Move beyond traditional assessments by embedding performance tasks into your daily instruction. This guidance will help you use student work as a powerful tool to support sensemaking and drive learning forward for all students.

From Assessment of Learning to Assessment for Learning

Performance tasks are more than just end-of-unit tests; they are rich opportunities for students to apply their science knowledge and practices to make sense of phenomena or solve problems. Beyond simply measuring learning, these tasks can serve as powerful instructional anchors that help you guide learning in real time.

When used as part of instruction, performance tasks:

  • Surface what students truly know and can do.
  • Create authentic opportunities for scaffolding, discourse, and feedback.
  • Embody the three-dimensional assessment principles of the CA NGSS.

To be most effective, tasks should be used as part of a coherent assessment system that spans short, medium, and long cycles, as described in the CA Science Framework.

 


How to Use Tasks for Responsive Instruction

Using performance tasks effectively is an iterative process focused on building from your students' ideas.

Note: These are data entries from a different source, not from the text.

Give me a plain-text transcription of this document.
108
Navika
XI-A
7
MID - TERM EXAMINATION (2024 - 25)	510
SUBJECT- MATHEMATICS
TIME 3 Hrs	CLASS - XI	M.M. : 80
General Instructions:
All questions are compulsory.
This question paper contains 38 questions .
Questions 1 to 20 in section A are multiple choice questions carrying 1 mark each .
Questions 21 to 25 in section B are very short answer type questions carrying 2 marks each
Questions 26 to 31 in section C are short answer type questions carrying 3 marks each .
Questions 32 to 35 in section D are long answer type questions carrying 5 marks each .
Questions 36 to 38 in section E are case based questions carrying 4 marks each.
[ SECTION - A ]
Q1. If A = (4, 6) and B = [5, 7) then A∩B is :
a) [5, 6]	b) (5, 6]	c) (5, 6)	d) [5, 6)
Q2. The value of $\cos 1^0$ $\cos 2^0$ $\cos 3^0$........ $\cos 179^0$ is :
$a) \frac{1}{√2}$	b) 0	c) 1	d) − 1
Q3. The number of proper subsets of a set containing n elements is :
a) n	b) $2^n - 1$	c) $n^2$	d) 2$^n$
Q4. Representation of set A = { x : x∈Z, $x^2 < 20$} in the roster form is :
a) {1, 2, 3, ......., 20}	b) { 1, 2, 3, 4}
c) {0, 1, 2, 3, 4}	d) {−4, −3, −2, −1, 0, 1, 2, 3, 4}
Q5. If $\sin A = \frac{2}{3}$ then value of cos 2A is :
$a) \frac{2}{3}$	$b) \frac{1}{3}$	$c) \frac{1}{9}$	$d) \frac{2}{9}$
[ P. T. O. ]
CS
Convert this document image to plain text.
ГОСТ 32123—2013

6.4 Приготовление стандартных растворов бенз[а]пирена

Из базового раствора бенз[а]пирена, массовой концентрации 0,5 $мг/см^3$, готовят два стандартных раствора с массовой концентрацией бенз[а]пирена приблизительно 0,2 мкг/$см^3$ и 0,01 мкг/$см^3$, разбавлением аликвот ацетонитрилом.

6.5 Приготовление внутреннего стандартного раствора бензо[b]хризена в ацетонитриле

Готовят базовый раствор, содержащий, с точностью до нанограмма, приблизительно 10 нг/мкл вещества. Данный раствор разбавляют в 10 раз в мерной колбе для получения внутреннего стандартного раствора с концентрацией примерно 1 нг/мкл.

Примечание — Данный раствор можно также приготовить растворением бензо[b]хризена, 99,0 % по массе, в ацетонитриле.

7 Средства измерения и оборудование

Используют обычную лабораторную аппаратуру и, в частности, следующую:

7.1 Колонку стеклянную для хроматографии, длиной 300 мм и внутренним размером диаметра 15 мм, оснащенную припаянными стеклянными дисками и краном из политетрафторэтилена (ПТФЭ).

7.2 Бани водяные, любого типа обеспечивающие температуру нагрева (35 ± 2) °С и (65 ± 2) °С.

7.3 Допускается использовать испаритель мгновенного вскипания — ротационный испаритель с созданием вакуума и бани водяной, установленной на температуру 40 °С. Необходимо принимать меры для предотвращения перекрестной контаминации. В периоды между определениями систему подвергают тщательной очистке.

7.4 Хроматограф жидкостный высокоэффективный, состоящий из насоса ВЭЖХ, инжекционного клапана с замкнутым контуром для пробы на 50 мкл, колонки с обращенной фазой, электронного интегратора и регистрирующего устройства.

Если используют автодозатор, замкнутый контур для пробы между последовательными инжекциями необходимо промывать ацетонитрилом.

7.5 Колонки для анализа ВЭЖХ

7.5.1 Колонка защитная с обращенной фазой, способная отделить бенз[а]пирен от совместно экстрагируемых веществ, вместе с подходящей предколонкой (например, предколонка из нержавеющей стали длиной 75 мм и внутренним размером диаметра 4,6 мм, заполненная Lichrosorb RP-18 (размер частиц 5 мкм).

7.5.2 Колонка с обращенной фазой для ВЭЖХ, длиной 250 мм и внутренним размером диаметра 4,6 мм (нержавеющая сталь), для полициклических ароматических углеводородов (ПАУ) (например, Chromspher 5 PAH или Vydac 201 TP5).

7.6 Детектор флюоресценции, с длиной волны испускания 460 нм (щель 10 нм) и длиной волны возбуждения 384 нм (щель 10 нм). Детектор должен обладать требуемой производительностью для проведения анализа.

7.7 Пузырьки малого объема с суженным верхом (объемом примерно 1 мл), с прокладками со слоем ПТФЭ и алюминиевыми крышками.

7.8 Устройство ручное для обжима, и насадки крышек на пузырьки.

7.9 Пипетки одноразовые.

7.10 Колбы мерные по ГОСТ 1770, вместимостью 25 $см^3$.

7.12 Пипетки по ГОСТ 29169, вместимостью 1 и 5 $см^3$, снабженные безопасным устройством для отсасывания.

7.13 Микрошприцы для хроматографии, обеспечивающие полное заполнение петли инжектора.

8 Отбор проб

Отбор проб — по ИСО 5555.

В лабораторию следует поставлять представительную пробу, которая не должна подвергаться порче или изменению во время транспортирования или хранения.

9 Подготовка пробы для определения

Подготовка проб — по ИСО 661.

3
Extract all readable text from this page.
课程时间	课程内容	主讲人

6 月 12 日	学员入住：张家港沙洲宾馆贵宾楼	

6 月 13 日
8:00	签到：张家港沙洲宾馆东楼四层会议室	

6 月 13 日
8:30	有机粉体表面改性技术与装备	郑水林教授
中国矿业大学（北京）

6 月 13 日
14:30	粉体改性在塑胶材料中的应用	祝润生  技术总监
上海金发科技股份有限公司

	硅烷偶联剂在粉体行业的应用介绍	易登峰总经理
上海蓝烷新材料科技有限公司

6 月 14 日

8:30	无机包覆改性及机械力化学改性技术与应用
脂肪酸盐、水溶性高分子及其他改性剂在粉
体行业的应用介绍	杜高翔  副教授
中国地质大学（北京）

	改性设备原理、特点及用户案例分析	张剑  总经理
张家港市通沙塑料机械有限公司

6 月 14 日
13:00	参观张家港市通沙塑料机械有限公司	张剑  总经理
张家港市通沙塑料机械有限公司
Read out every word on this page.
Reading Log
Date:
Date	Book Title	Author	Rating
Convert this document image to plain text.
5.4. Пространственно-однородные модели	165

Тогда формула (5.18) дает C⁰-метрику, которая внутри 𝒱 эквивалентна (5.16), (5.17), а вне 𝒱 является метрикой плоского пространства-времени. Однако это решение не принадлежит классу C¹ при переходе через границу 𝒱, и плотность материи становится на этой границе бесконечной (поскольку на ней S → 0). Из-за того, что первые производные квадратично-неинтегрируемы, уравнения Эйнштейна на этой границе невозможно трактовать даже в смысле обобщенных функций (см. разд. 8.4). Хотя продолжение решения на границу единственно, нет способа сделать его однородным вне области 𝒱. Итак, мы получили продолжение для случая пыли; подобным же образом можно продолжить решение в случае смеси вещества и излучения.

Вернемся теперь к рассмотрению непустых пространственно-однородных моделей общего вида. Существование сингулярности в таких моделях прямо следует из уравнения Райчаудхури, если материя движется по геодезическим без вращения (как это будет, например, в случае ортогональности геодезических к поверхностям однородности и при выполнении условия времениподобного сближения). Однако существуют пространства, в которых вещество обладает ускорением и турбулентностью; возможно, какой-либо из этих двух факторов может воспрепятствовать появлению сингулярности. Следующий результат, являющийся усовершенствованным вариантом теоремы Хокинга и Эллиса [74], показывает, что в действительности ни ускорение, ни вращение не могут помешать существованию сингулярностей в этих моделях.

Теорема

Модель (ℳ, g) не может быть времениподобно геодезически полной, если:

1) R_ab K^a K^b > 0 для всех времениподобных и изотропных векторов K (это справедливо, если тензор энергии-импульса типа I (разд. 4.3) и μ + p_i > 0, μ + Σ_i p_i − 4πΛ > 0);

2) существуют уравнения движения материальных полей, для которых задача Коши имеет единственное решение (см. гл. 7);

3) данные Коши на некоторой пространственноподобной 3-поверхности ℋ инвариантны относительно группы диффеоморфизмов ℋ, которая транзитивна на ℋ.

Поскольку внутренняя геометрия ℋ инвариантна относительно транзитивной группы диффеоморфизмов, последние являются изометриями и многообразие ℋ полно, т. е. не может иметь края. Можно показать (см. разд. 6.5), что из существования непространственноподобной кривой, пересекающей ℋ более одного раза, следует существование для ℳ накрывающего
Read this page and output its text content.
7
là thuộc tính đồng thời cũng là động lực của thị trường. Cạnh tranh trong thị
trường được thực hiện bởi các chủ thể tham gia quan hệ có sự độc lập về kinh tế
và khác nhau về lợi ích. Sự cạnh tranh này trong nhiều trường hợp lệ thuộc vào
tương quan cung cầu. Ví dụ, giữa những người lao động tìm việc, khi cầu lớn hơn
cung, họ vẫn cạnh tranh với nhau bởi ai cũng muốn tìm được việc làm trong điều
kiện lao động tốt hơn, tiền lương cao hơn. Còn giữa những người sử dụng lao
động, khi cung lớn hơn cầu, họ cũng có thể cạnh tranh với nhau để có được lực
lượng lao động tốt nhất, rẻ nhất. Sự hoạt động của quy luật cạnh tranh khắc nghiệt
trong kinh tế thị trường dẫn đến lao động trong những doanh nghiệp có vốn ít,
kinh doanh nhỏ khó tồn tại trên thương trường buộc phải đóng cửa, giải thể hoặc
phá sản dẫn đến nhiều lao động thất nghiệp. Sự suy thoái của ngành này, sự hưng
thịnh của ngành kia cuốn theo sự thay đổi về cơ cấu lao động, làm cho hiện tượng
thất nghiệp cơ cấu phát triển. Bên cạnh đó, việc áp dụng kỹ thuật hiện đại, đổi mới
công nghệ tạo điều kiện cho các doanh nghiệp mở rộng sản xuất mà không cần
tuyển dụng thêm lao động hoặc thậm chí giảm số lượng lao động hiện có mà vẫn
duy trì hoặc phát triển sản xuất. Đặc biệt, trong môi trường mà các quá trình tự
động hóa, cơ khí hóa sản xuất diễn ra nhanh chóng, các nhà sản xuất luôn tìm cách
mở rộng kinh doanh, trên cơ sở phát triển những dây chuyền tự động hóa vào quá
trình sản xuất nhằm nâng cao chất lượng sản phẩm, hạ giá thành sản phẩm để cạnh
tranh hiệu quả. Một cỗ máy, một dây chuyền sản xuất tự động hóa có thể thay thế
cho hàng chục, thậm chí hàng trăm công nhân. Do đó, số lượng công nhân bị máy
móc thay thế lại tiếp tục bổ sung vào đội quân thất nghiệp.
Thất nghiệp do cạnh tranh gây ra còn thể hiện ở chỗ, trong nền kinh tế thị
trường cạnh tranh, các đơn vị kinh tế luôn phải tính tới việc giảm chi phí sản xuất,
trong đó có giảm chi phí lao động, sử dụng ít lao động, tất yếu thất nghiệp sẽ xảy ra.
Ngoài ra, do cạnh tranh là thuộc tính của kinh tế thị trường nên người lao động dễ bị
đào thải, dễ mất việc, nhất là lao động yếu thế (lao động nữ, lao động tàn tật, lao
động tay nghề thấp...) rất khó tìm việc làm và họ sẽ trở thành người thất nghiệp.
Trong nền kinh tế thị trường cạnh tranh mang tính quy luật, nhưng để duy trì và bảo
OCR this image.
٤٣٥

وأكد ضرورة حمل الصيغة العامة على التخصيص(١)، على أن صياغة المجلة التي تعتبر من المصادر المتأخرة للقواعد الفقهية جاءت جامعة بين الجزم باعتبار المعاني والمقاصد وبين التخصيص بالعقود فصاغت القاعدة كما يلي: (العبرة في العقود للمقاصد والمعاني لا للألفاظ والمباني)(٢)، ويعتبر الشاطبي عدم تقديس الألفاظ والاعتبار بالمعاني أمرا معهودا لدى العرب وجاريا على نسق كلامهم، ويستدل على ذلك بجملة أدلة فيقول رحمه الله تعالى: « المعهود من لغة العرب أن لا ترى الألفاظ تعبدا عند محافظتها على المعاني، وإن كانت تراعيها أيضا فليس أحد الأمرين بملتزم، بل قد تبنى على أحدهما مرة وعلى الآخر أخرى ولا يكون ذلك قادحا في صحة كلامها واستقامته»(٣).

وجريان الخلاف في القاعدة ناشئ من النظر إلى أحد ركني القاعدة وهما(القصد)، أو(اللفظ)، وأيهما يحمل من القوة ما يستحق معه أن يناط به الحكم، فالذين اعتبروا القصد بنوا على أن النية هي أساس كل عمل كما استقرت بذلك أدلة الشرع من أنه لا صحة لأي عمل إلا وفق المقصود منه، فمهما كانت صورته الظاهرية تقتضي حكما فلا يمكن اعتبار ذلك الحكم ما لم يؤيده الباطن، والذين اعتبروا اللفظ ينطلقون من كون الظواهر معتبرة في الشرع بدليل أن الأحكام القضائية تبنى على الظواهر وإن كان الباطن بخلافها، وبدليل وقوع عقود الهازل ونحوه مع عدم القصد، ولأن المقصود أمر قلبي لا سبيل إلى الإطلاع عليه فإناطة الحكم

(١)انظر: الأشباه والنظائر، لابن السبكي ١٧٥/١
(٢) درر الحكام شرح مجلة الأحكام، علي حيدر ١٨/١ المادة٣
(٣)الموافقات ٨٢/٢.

Instead of just a final grade, think of tasks as a way to see how students are thinking and what they need next. This guidance provides steps for integrating tasks into your instruction.

 

Step-by-Step Guidance to Responsive Instruction

  1. 1

    Clarify the Performance Expectation

    Define what students should demonstrate using NGSS Evidence Statements and CA NGSS Performance Expectations.

  2. 2

    Position and Embed the Task in Your Instruction

    Short-Cycle

    Before or after a lesson or series of lessons to elicit prior knowledge and initial and developing ideas

    Medium-Cycle

    During or after a unit to check for progress and inform and adjust instruction

    Long-Cycle

    At the end of a grade level year or course year to assess application and synthesis

  3. 3

    Select and Customize a Performance Task

    Find a task from the ATLAS library that aligns with your goals and learning sequence. Modify the task as needed to better align to your selected objectives. Consider linguistic, cultural, and contextual access for all students using the SAEBL checklist.

  4. 4

    Use Student Work as Evidence

    Look for patterns in student reasoning, evidence, and language to guide your next instructional steps.

  5. 5

    Reflect on Science Learning

    Reflect with colleagues on task and student outcomes.

 


Tasks in Action: Classroom Use Cases

Here are a few examples of how teachers can use tasks at different points in their instruction. Click any card to expand and learn more.

Using a Task to Elicit Prior Knowledge 

A middle school teacher uses an ecosystems task at the start of the unit to elicit student thinking. Insights guide which phenomena to emphasize.

Using a Task for Mid-Unit Adjustments 

An elementary teacher embeds a matter properties task mid-unit. Student models reveal misconceptions and partial understandings, leading to instructional adjustments.

Using a Task as an Embedded Assessment 

A high school team uses a multi-day assessment on climate systems, woven into instruction. Student responses inform ongoing scaffolds.

Using a Task to Focus on Equity 

A teacher adapts prompts with sentence frames, word banks, and multimodal response options. This ensures multilingual learners can participate fully while demonstrating 3D understanding.